Connections Reads Writes Conflict likelihood Resync Notes
PerformOnAnyNode (opening scenario / status quo) Can be stale, but kindest to cluster Will likely be be multi hop Higher exponential backoff loop Scales well if you can afford slower writes and slow resyncs
PerformOnAnyNode with proposed AppendOrResync (smallest increment that solves problem) Can be stale, but kindest to cluster Will likely be be multi hop Higher you already have it No extra connection maintenance, no exponential backoffs, min connections, cheap resyncs in event of conflict
PerformOnMasterOnly (deemed too expensive) Always read your writes ? Always one hop Low Easy - just read with same connection Predictable if you can afford it, default, and a good one
One of each (doing this, will work fine) Can choose between being nice or fully in sync Always use master, no forwarding Low Extra (single) roundtrip to read using master connection More code, more connections, nearly optimal
One of each with proposed AppendOrResync (still asking for this, ideal solution) Can choose between being nice or fully in sync Always use master, no forwarding Low you already have it More code, more connections, but optimal in all respects

@gregoryyoung Aside: can you confirm that a connection with PerformOnMasterOnly should always read its writes except in cases where there is a Master transition during the period?

gregoryyoung commented 6 years ago

@bartelink connected to master you should always be able to read your own writes

oskardudycz commented 2 years ago

I'll try to have a look at how Go and Rust clients are doing the handling.
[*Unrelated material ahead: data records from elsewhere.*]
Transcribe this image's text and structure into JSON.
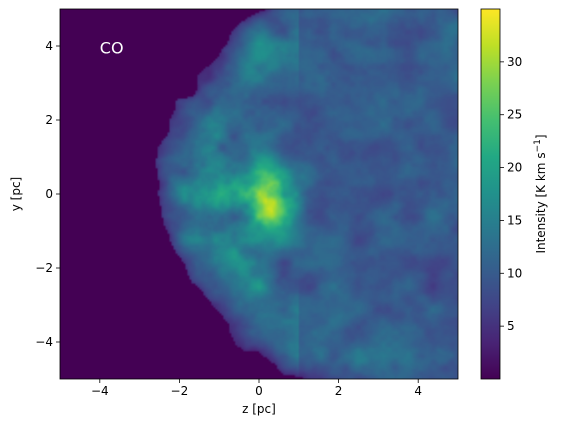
{
  "chart_data": {
    "type": "heatmap",
    "annotation": "CO",
    "xlabel": "z [pc]",
    "ylabel": "y [pc]",
    "xlim": [
      -5,
      5
    ],
    "ylim": [
      -5,
      5
    ],
    "xticks": [
      -4,
      -2,
      0,
      2,
      4
    ],
    "xtick_labels": [
      "−4",
      "−2",
      "0",
      "2",
      "4"
    ],
    "yticks": [
      -4,
      -2,
      0,
      2,
      4
    ],
    "ytick_labels": [
      "−4",
      "−2",
      "0",
      "2",
      "4"
    ],
    "colormap": "viridis",
    "colorbar": {
      "label": "Intensity [K km s",
      "label_sup": "−1",
      "label_close": "]",
      "range": [
        0,
        35
      ],
      "ticks": [
        5,
        10,
        15,
        20,
        25,
        30
      ],
      "tick_labels": [
        "5",
        "10",
        "15",
        "20",
        "25",
        "30"
      ]
    },
    "structure": {
      "shell_center": [
        3.5,
        0.2
      ],
      "shell_radius": 5.9,
      "shell_intensity": 10,
      "edge_intensity": 15,
      "core_center": [
        0.3,
        -0.1
      ],
      "core_radius": [
        0.7,
        1.0
      ],
      "core_intensity": 33,
      "background_intensity": 0
    },
    "grid": false
  }
}
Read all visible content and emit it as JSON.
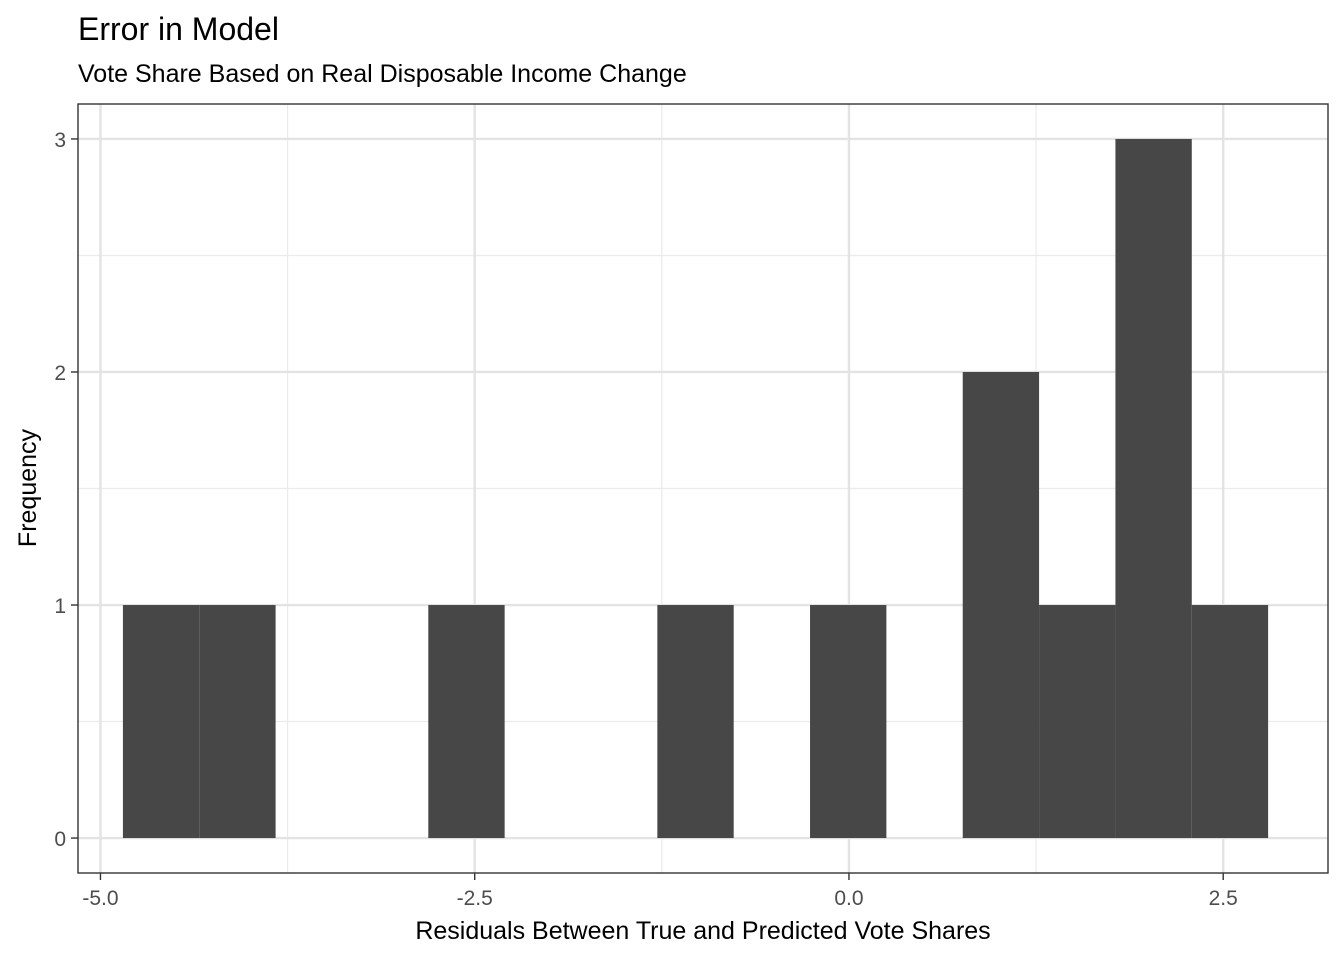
{
  "chart_data": {
    "type": "bar",
    "title": "Error in Model",
    "subtitle": "Vote Share Based on Real Disposable Income Change",
    "xlabel": "Residuals Between True and Predicted Vote Shares",
    "ylabel": "Frequency",
    "xlim": [
      -5.15,
      3.2
    ],
    "ylim": [
      -0.15,
      3.15
    ],
    "x_ticks": [
      -5.0,
      -2.5,
      0.0,
      2.5
    ],
    "x_tick_labels": [
      "-5.0",
      "-2.5",
      "0.0",
      "2.5"
    ],
    "y_ticks": [
      0,
      1,
      2,
      3
    ],
    "y_tick_labels": [
      "0",
      "1",
      "2",
      "3"
    ],
    "x_minor_gridlines": [
      -3.75,
      -1.25,
      1.25
    ],
    "y_minor_gridlines": [
      0.5,
      1.5,
      2.5
    ],
    "grid": true,
    "bar_color": "#474747",
    "bins": [
      {
        "x0": -4.85,
        "x1": -4.34,
        "count": 1
      },
      {
        "x0": -4.34,
        "x1": -3.83,
        "count": 1
      },
      {
        "x0": -3.83,
        "x1": -3.32,
        "count": 0
      },
      {
        "x0": -3.32,
        "x1": -2.81,
        "count": 0
      },
      {
        "x0": -2.81,
        "x1": -2.3,
        "count": 1
      },
      {
        "x0": -2.3,
        "x1": -1.79,
        "count": 0
      },
      {
        "x0": -1.79,
        "x1": -1.28,
        "count": 0
      },
      {
        "x0": -1.28,
        "x1": -0.77,
        "count": 1
      },
      {
        "x0": -0.77,
        "x1": -0.26,
        "count": 0
      },
      {
        "x0": -0.26,
        "x1": 0.25,
        "count": 1
      },
      {
        "x0": 0.25,
        "x1": 0.76,
        "count": 0
      },
      {
        "x0": 0.76,
        "x1": 1.27,
        "count": 2
      },
      {
        "x0": 1.27,
        "x1": 1.78,
        "count": 1
      },
      {
        "x0": 1.78,
        "x1": 2.29,
        "count": 3
      },
      {
        "x0": 2.29,
        "x1": 2.8,
        "count": 1
      }
    ]
  }
}
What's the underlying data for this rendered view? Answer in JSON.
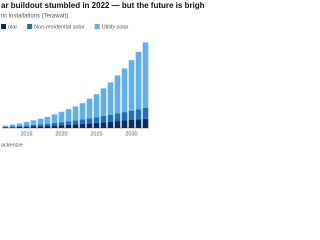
{
  "chart_data": {
    "type": "stacked-bar",
    "title": "ar buildout stumbled in 2022 — but the future is brigh",
    "subtitle": "tic installations (Terawatt)",
    "source": "ackenzie",
    "categories": [
      null,
      null,
      null,
      "2015",
      null,
      null,
      null,
      null,
      "2020",
      null,
      null,
      null,
      null,
      "2025",
      null,
      null,
      null,
      null,
      "2030",
      null,
      null
    ],
    "series": [
      {
        "name": "olar",
        "color": "#0b2d5b",
        "values": [
          0.005,
          0.007,
          0.009,
          0.011,
          0.013,
          0.015,
          0.018,
          0.021,
          0.025,
          0.029,
          0.033,
          0.037,
          0.041,
          0.045,
          0.05,
          0.055,
          0.06,
          0.065,
          0.07,
          0.075,
          0.08
        ]
      },
      {
        "name": "Non-residential solar",
        "color": "#1f6fbf",
        "values": [
          0.006,
          0.008,
          0.01,
          0.012,
          0.014,
          0.016,
          0.019,
          0.022,
          0.026,
          0.03,
          0.034,
          0.039,
          0.044,
          0.049,
          0.055,
          0.061,
          0.067,
          0.073,
          0.08,
          0.087,
          0.094
        ]
      },
      {
        "name": "Utility solar",
        "color": "#5fb0ec",
        "values": [
          0.01,
          0.015,
          0.02,
          0.03,
          0.04,
          0.05,
          0.06,
          0.075,
          0.09,
          0.105,
          0.12,
          0.14,
          0.17,
          0.2,
          0.24,
          0.28,
          0.33,
          0.38,
          0.44,
          0.5,
          0.57
        ]
      }
    ],
    "ylim": [
      0,
      0.8
    ]
  }
}
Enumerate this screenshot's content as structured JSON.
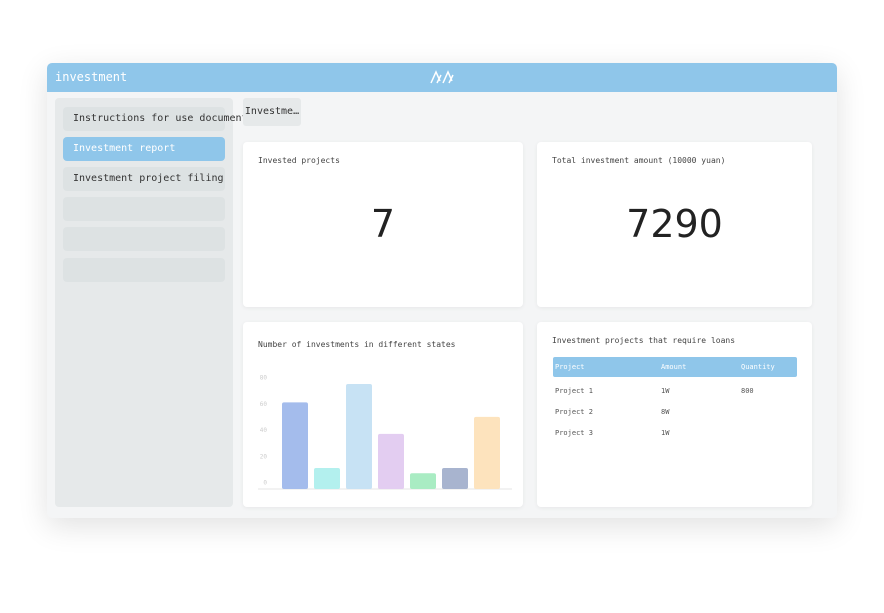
{
  "header": {
    "title": "investment"
  },
  "sidebar": {
    "items": [
      "Instructions for use document",
      "Investment report",
      "Investment project filing"
    ]
  },
  "tab": {
    "label": "Investme…"
  },
  "cards": [
    {
      "title": "Invested projects",
      "value": "7"
    },
    {
      "title": "Total investment amount (10000 yuan)",
      "value": "7290"
    }
  ],
  "chart": {
    "type": "bar",
    "title": "Number of investments in different states",
    "values": [
      66,
      16,
      80,
      42,
      12,
      16,
      55
    ],
    "colors": [
      "#a4bcec",
      "#b3f0ee",
      "#c7e2f4",
      "#e3cdf1",
      "#a9ecc3",
      "#a8b4cf",
      "#fde3bd"
    ],
    "ylim": [
      0,
      80
    ],
    "yticks": [
      0,
      20,
      40,
      60,
      80
    ]
  },
  "table": {
    "title": "Investment projects that require loans",
    "columns": [
      "Project",
      "Amount",
      "Quantity"
    ],
    "rows": [
      [
        "Project 1",
        "1W",
        "800"
      ],
      [
        "Project 2",
        "8W",
        null
      ],
      [
        "Project 3",
        "1W",
        null
      ]
    ]
  }
}
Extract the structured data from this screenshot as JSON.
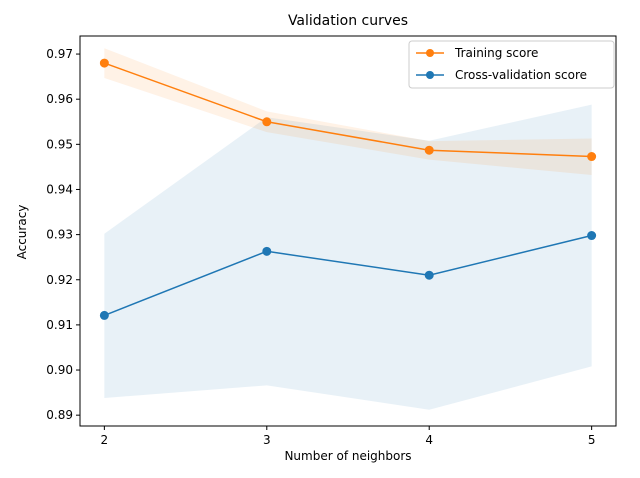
{
  "chart_data": {
    "type": "line",
    "title": "Validation curves",
    "xlabel": "Number of neighbors",
    "ylabel": "Accuracy",
    "x": [
      2,
      3,
      4,
      5
    ],
    "xlim": [
      1.85,
      5.15
    ],
    "ylim": [
      0.8876,
      0.974
    ],
    "xticks": [
      "2",
      "3",
      "4",
      "5"
    ],
    "yticks": [
      "0.89",
      "0.90",
      "0.91",
      "0.92",
      "0.93",
      "0.94",
      "0.95",
      "0.96",
      "0.97"
    ],
    "grid": false,
    "legend_position": "upper right",
    "series": [
      {
        "name": "Training score",
        "color": "#ff7f0e",
        "marker": "circle",
        "values": [
          0.968,
          0.955,
          0.9487,
          0.9473
        ],
        "band_upper": [
          0.9713,
          0.9573,
          0.9507,
          0.9513
        ],
        "band_lower": [
          0.9647,
          0.9527,
          0.9466,
          0.9432
        ]
      },
      {
        "name": "Cross-validation score",
        "color": "#1f77b4",
        "marker": "circle",
        "values": [
          0.9121,
          0.9263,
          0.921,
          0.9298
        ],
        "band_upper": [
          0.9302,
          0.956,
          0.9508,
          0.9588
        ],
        "band_lower": [
          0.8938,
          0.8966,
          0.8912,
          0.9008
        ]
      }
    ]
  }
}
I think that's a more generic issue that we should solve across all gRPC clients. p.s. I doubt that we'll support that in TCP, but it might be a good "up for grabs" when we have a general conclusion.

bartelink commented 2 years ago

I agree with it being gRPC only - would love to see some solution for this as it removes a lot of messy workaround coding (having or connecting a separate connection if you happen to be transacting against a Follower node that's behind in a scenario where you need to provide a predictable/guaranteed request latency etc) that's necessary if you're not in a position to conclude "🙈 I'll simply use Leader connections for everything".

oskardudycz commented 2 years ago

I agree that this is a valid use case, we need to discuss that internally and see if/how we can support that.